Lisbela e o Prisioneiro
por Júlia Marina
julia@areaweb.com.br
25/08/2003

Após ficar anos em cartaz, a peça teatral "Lisbela e o Prisioneiro", texto do pernambucano Osman Lins, é levada agora às telas de cinema, com praticamente o mesmo elenco, trocando-se o papel de alguns atores. Guel Arraes, parte essencial do núcleo mais criativo da TV Globo ("Os Normais", "A Grande Família", "Casseta e Planeta", entre outros) e de produções televisivas adaptadas para o cinema ("O Auto da Compadecida" e "Caramuru") dirige agora esta fábula nordestina, que estréia corajosamente em mais de 200 salas do país - "Cidade de Deus", que ultrapassou os três milhões de espectadores, foi lançado em apenas 80 salas. 

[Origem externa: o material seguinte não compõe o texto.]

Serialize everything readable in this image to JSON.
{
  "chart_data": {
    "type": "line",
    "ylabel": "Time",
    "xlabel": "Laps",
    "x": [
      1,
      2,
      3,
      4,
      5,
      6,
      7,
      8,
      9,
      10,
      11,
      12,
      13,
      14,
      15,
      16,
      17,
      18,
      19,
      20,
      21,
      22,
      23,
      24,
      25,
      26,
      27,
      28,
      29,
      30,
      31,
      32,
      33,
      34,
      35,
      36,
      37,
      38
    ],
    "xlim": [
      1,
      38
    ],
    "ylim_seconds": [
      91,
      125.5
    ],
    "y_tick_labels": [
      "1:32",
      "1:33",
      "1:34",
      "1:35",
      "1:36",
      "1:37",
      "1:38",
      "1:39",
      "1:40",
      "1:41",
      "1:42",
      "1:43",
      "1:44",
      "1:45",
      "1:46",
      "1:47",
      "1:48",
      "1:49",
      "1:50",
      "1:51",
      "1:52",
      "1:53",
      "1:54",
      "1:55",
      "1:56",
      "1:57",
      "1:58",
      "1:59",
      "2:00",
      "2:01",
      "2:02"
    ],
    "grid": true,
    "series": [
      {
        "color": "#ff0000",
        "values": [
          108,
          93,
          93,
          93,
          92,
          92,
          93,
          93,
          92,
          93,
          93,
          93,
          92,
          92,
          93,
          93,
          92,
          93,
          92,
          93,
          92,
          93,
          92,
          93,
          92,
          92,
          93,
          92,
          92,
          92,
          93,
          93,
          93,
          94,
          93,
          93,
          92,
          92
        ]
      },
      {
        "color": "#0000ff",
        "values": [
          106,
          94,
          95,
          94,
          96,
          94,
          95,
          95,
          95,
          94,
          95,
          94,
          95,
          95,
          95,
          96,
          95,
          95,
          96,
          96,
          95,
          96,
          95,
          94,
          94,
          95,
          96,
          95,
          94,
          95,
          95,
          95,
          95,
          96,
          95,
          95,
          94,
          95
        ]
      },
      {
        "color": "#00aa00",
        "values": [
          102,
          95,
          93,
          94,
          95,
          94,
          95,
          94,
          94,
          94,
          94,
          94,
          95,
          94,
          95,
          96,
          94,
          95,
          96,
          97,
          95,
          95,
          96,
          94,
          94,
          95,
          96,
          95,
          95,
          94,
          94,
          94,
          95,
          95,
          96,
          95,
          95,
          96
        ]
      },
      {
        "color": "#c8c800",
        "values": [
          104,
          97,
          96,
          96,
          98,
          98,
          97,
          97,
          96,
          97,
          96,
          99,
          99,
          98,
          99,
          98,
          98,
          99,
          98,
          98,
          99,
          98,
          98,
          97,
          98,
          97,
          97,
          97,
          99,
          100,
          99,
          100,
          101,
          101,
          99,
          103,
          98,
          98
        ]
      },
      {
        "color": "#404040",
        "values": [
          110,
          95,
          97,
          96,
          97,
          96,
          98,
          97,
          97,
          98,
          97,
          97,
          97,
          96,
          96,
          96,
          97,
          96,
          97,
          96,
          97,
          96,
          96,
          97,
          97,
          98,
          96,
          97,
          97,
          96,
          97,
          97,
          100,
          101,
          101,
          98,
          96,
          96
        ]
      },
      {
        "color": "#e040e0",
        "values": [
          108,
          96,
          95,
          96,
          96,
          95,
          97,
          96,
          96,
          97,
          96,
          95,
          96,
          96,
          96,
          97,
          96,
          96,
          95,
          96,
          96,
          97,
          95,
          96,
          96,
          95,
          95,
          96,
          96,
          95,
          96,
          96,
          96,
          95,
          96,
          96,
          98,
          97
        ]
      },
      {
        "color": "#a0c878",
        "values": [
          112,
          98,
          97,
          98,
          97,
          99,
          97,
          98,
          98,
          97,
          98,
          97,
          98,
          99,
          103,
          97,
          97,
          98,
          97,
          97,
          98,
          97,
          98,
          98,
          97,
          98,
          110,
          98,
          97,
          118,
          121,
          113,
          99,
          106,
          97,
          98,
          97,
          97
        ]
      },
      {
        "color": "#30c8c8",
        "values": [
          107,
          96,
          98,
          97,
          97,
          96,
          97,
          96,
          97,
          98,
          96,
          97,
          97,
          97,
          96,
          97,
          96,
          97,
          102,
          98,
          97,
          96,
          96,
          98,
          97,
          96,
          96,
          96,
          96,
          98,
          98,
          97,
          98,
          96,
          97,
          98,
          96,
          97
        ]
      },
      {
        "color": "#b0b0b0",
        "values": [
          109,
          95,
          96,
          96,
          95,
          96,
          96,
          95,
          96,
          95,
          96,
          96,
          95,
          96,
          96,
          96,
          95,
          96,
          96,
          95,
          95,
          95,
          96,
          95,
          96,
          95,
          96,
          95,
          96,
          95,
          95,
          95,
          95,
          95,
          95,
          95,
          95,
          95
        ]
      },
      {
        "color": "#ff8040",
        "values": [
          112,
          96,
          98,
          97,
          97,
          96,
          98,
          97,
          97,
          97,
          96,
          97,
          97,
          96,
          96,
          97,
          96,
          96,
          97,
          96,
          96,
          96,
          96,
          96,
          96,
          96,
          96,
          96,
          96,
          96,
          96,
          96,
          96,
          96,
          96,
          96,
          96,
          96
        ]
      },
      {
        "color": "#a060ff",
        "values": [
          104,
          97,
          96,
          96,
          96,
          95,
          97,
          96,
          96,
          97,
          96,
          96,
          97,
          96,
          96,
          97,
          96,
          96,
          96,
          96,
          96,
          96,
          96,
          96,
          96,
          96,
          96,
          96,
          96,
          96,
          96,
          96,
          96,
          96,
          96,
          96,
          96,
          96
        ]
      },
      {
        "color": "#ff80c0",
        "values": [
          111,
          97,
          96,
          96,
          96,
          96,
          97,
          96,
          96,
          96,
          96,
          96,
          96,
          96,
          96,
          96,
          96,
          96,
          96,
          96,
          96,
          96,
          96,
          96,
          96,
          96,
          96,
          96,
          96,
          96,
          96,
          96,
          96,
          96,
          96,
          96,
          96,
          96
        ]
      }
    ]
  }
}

Trata-se de uma comédia romântica, com todos os clichês que o gênero pede. Aliás, é exatamente aí que o filme se apóia, sendo uma sátira bem humorada dos casos de amor no cinema. Desta vez, Arraes se introduz ao mundo suburbano do Nordeste, com personagens típicos do interior do país. E como dizem por aí, o que faz a história é a maneira como ela é contada. E "Lisbela e o Prisioneiro" vai fundo no superficial, e espreme o que há de melhor em um tema tão corriqueiro. 

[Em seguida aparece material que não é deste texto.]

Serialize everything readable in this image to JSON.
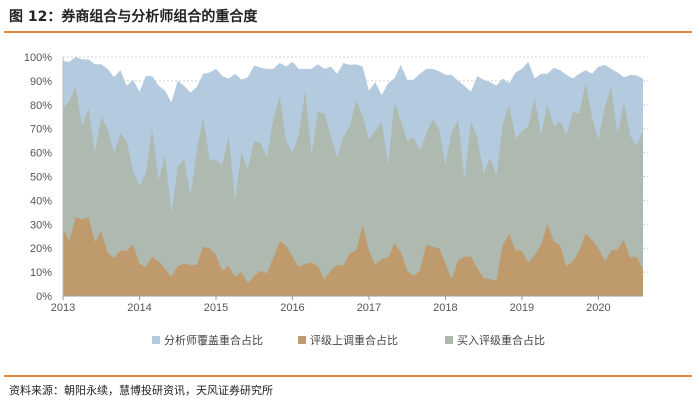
{
  "title": "图 12：券商组合与分析师组合的重合度",
  "source": "资料来源：朝阳永续，慧博投研资讯，天风证券研究所",
  "colors": {
    "accent": "#e8833a",
    "coverage": "#b4cadf",
    "rating_up": "#bf9a6c",
    "buy": "#aebaaf"
  },
  "chart_data": {
    "type": "area",
    "title": "",
    "xlabel": "",
    "ylabel": "",
    "x_start": "2013-01",
    "x_frequency": "monthly",
    "x_tick_labels": [
      "2013",
      "2014",
      "2015",
      "2016",
      "2017",
      "2018",
      "2019",
      "2020"
    ],
    "y_tick_labels": [
      "0%",
      "10%",
      "20%",
      "30%",
      "40%",
      "50%",
      "60%",
      "70%",
      "80%",
      "90%",
      "100%"
    ],
    "ylim": [
      0,
      100
    ],
    "grid": "horizontal dotted",
    "legend_position": "bottom",
    "series": [
      {
        "name": "分析师覆盖重合占比",
        "color": "#b4cadf",
        "values": [
          98.3,
          98,
          100,
          99,
          99,
          97,
          97,
          95,
          91.5,
          94.5,
          88,
          90.5,
          85.5,
          92,
          92,
          88,
          86,
          81,
          90,
          88,
          85,
          87.5,
          93,
          93.5,
          95,
          92,
          91,
          93,
          90.5,
          91.5,
          96.5,
          95.5,
          95,
          95,
          97.5,
          96,
          98,
          95,
          95,
          95,
          97,
          95,
          96,
          93,
          97.5,
          96.7,
          97,
          96,
          86,
          89.5,
          84,
          89,
          91,
          96.7,
          90.5,
          90.5,
          93,
          95,
          95,
          94,
          92.5,
          92.5,
          90,
          88,
          85.5,
          92,
          90.5,
          89.5,
          88,
          91,
          89,
          93.5,
          95,
          98,
          91,
          93,
          93,
          95.5,
          94.5,
          92.5,
          91,
          93,
          94.5,
          93,
          96,
          96.7,
          95,
          93.5,
          91.5,
          92.5,
          92.3,
          91
        ]
      },
      {
        "name": "评级上调重合占比",
        "color": "#bf9a6c",
        "values": [
          28,
          23,
          33,
          32,
          33,
          22.5,
          27,
          18,
          16,
          19,
          19,
          21.5,
          13.5,
          12,
          16.5,
          14.5,
          11.5,
          8,
          12.5,
          13.5,
          13,
          13,
          20.5,
          20,
          17,
          10.5,
          12.5,
          8,
          10,
          5.5,
          8.5,
          10.5,
          9.5,
          16,
          23,
          21,
          16.5,
          12,
          13.5,
          14,
          12.5,
          7,
          10.5,
          13,
          12.5,
          18,
          19,
          29.5,
          19,
          13,
          15.5,
          16,
          22,
          18.5,
          10.5,
          8.5,
          10.5,
          21.5,
          20.5,
          20,
          13.5,
          7,
          15,
          16.5,
          16.5,
          11.5,
          7.5,
          7,
          6.5,
          21.5,
          26,
          19,
          19,
          14,
          17,
          21.5,
          30,
          23,
          21,
          12.5,
          14.5,
          19,
          26,
          23.5,
          20,
          14.5,
          19,
          19.5,
          23.5,
          16,
          16.5,
          11
        ]
      },
      {
        "name": "买入评级重合占比",
        "color": "#aebaaf",
        "values": [
          79,
          81.5,
          87.5,
          71,
          78.5,
          60,
          75,
          70,
          60,
          68,
          65,
          52,
          46,
          51.5,
          70,
          48.5,
          59,
          34.5,
          54,
          57.5,
          42,
          61,
          74.5,
          57,
          57,
          55,
          67,
          40,
          60,
          53,
          65,
          64,
          58,
          74,
          83.5,
          65,
          60,
          67.5,
          86,
          59,
          77,
          76.5,
          67,
          58,
          66.5,
          71,
          82,
          75.5,
          65.5,
          69,
          73,
          55,
          81,
          73.5,
          65,
          66.5,
          61,
          68,
          74,
          70,
          55,
          69,
          73.5,
          48.5,
          73,
          66.5,
          51,
          58,
          50.5,
          72,
          80,
          66,
          69,
          71,
          83,
          67.5,
          80,
          71,
          73,
          67.5,
          77,
          76.5,
          89,
          75,
          65,
          79,
          87.5,
          67.5,
          81,
          67,
          63,
          69
        ]
      }
    ]
  }
}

Lisbela (Debora Falabella), filha do delegado da cidade, o bravo Tenente Guedes (André Matos), se apaixona por Leléu (Selton Mello), um tipo de artista mambembe, que além dos espetáculos que realiza e das poções milagrosas que vende, passa o tempo conquistando mulheres casadas da região. Acontece que Lisbela está prestes a se casar com um playboy metido a carioca (vai ser difícil não dar umas boas risadas com essa figura, interpretada por Bruno Garcia), que fará de tudo para acabar com a raça de Leléu. E não é só ele que está a caça do mulherengo. O terrível matador Frederico Evandro (Marco Nanini) não se conformará em ver sua mulher (Virgínia Cavendish) nos braços de outro, e promete morte ao rapaz. Selton Mello, por sinal, confirma seu talento, em um personagem brincallhão, irônico e despojado, que ainda consegue ser, ao mesmo tempo, profundo e poético. 

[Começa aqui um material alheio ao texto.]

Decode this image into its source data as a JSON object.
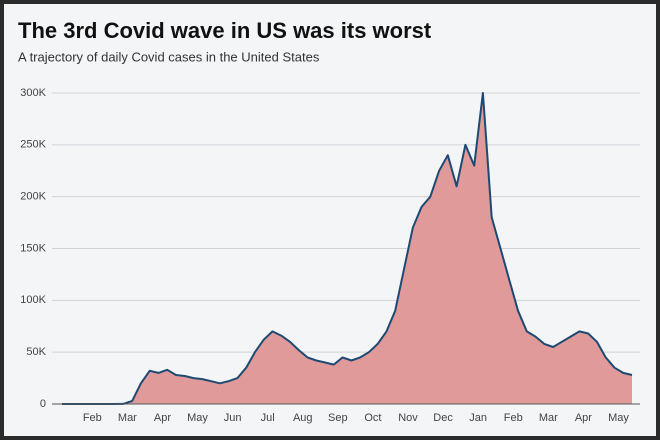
{
  "chart_data": {
    "type": "area",
    "title": "The 3rd Covid wave in US was its worst",
    "subtitle": "A trajectory of daily Covid cases in the United States",
    "categories": [
      null,
      null,
      null,
      "Feb",
      null,
      null,
      null,
      "Mar",
      null,
      null,
      null,
      "Apr",
      null,
      null,
      null,
      "May",
      null,
      null,
      null,
      "Jun",
      null,
      null,
      null,
      "Jul",
      null,
      null,
      null,
      "Aug",
      null,
      null,
      null,
      "Sep",
      null,
      null,
      null,
      "Oct",
      null,
      null,
      null,
      "Nov",
      null,
      null,
      null,
      "Dec",
      null,
      null,
      null,
      "Jan",
      null,
      null,
      null,
      "Feb",
      null,
      null,
      null,
      "Mar",
      null,
      null,
      null,
      "Apr",
      null,
      null,
      null,
      "May",
      null,
      null
    ],
    "values": [
      0,
      0,
      0,
      0,
      0,
      0,
      0,
      100,
      3000,
      20000,
      32000,
      30000,
      33000,
      28000,
      27000,
      25000,
      24000,
      22000,
      20000,
      22000,
      25000,
      35000,
      50000,
      62000,
      70000,
      66000,
      60000,
      52000,
      45000,
      42000,
      40000,
      38000,
      45000,
      42000,
      45000,
      50000,
      58000,
      70000,
      90000,
      130000,
      170000,
      190000,
      200000,
      225000,
      240000,
      210000,
      250000,
      230000,
      300000,
      180000,
      150000,
      120000,
      90000,
      70000,
      65000,
      58000,
      55000,
      60000,
      65000,
      70000,
      68000,
      60000,
      45000,
      35000,
      30000,
      28000
    ],
    "color": "#e09a9a",
    "line_color": "#1d4a73",
    "ylim": [
      0,
      300000
    ],
    "yticks": [
      0,
      {
        "value": 50000,
        "label": "50K"
      },
      {
        "value": 100000,
        "label": "100K"
      },
      {
        "value": 150000,
        "label": "150K"
      },
      {
        "value": 200000,
        "label": "200K"
      },
      {
        "value": 250000,
        "label": "250K"
      },
      {
        "value": 300000,
        "label": "300K"
      }
    ],
    "grid": true
  }
}
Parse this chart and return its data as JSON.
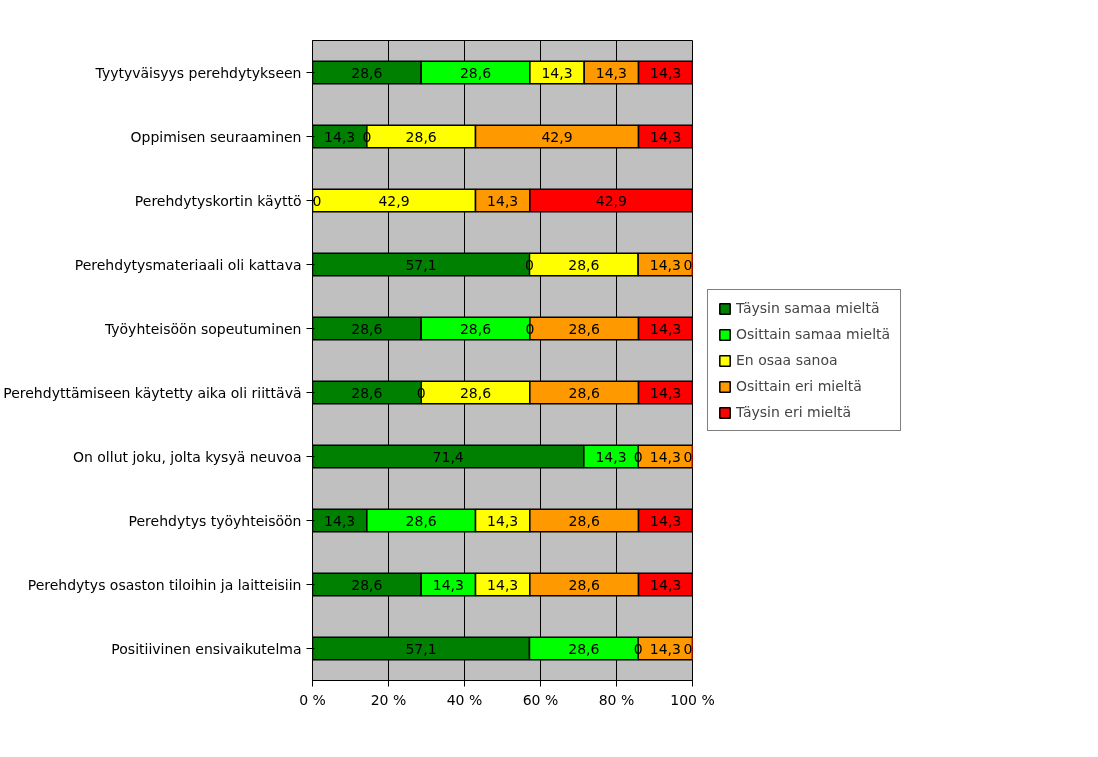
{
  "chart_data": {
    "type": "bar",
    "orientation": "horizontal",
    "stacked": true,
    "categories": [
      "Tyytyväisyys perehdytykseen",
      "Oppimisen seuraaminen",
      "Perehdytyskortin käyttö",
      "Perehdytysmateriaali oli kattava",
      "Työyhteisöön sopeutuminen",
      "Perehdyttämiseen käytetty aika oli riittävä",
      "On ollut joku, jolta kysyä neuvoa",
      "Perehdytys työyhteisöön",
      "Perehdytys osaston tiloihin ja laitteisiin",
      "Positiivinen ensivaikutelma"
    ],
    "series": [
      {
        "name": "Täysin samaa mieltä",
        "color": "#008000",
        "values": [
          28.6,
          14.3,
          0,
          57.1,
          28.6,
          28.6,
          71.4,
          14.3,
          28.6,
          57.1
        ],
        "value_labels": [
          "28,6",
          "14,3",
          "0",
          "57,1",
          "28,6",
          "28,6",
          "71,4",
          "14,3",
          "28,6",
          "57,1"
        ]
      },
      {
        "name": "Osittain samaa mieltä",
        "color": "#00ff00",
        "values": [
          28.6,
          0,
          0,
          0,
          28.6,
          0,
          14.3,
          28.6,
          14.3,
          28.6
        ],
        "value_labels": [
          "28,6",
          "0",
          null,
          "0",
          "28,6",
          "0",
          "14,3",
          "28,6",
          "14,3",
          "28,6"
        ]
      },
      {
        "name": "En osaa sanoa",
        "color": "#ffff00",
        "values": [
          14.3,
          28.6,
          42.9,
          28.6,
          0,
          28.6,
          0,
          14.3,
          14.3,
          0
        ],
        "value_labels": [
          "14,3",
          "28,6",
          "42,9",
          "28,6",
          "0",
          "28,6",
          "0",
          "14,3",
          "14,3",
          "0"
        ]
      },
      {
        "name": "Osittain eri mieltä",
        "color": "#ff9900",
        "values": [
          14.3,
          42.9,
          14.3,
          14.3,
          28.6,
          28.6,
          14.3,
          28.6,
          28.6,
          14.3
        ],
        "value_labels": [
          "14,3",
          "42,9",
          "14,3",
          "14,3",
          "28,6",
          "28,6",
          "14,3",
          "28,6",
          "28,6",
          "14,3"
        ]
      },
      {
        "name": "Täysin eri mieltä",
        "color": "#ff0000",
        "values": [
          14.3,
          14.3,
          42.9,
          0,
          14.3,
          14.3,
          0,
          14.3,
          14.3,
          0
        ],
        "value_labels": [
          "14,3",
          "14,3",
          "42,9",
          "0",
          "14,3",
          "14,3",
          "0",
          "14,3",
          "14,3",
          "0"
        ]
      }
    ],
    "xlim": [
      0,
      100
    ],
    "xticks": [
      {
        "value": 0,
        "label": "0 %"
      },
      {
        "value": 20,
        "label": "20 %"
      },
      {
        "value": 40,
        "label": "40 %"
      },
      {
        "value": 60,
        "label": "60 %"
      },
      {
        "value": 80,
        "label": "80 %"
      },
      {
        "value": 100,
        "label": "100 %"
      }
    ],
    "grid": "x",
    "legend": "right"
  }
}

O roteiro leva a assinatura de Arraes, junto com o talento do cineasta Jorge Furtado ("O Homem que Copiava") e do ator Pedro Cardoso. Foi concluído enquanto a peça ainda estava em cartaz e após a sua exibição como especial na TV. O ritmo frenético, inundado em cortes, segue a tendência do diretor, acostumado com o sistema televisivo, em que é preciso, ao máximo, prender a atenção. Mas é a vivacidade nordestina, o colorido da roupagem e o cantando da fala pernambucana, aliados às excelentes interpretações, ora cômicas, ora trágicas, e à adequada trilha sonora, que nos amarram a esta trama genuinamente brasileira. 

Sem contar a criatividade usada para mostrar o encanto de Lisbela pela sétima arte, onde encontra refúgio para o seu desamor, mesclando o sonho cinematográfico dos clássicos hollywoodianos, à vida real da mocinha. Enquanto assiste aos capítulos de seus clássicos prediletos, ao mesmo tempo ela narra e antecipa os acontecimentos de sua vida, havendo uma curiosa interação. Este intercâmbio entre a tela de cinema e a vida do espectador também encerra o filme, que ainda possui finais alternativos. 

A trilha de João Falcão e do músico André Moraes não poderia ser melhor, em sincronia com o tema e seus personagens. Inclui Caetano Veloso, Elza Soares, Los Hermanos e Trio Forrozão, ainda dando espaço para a belíssima parceria de Zé Ramalho com o rock pesado do Sepultura na canção "A Dança das Borboletas", tema do matador. 

"Lisbela e o Prisioneiro" marca, segundo Arraes, o início do "CPB" (Cinema Popular Brasileiro), que ele diz se tratar de um novo ciclo dentro da história do cinema nacional. Assim como em "O Homem que Copiava" de Jorge Furtado, temos as melhores possibilidades dentro de um tema de simples. A proposta é de um cinema nacional mais eclético e criativo, com suas ousadias narrativas e estéticas, que divirta e atinja um grande público, sem perder a qualidade e as características culturais de nosso país.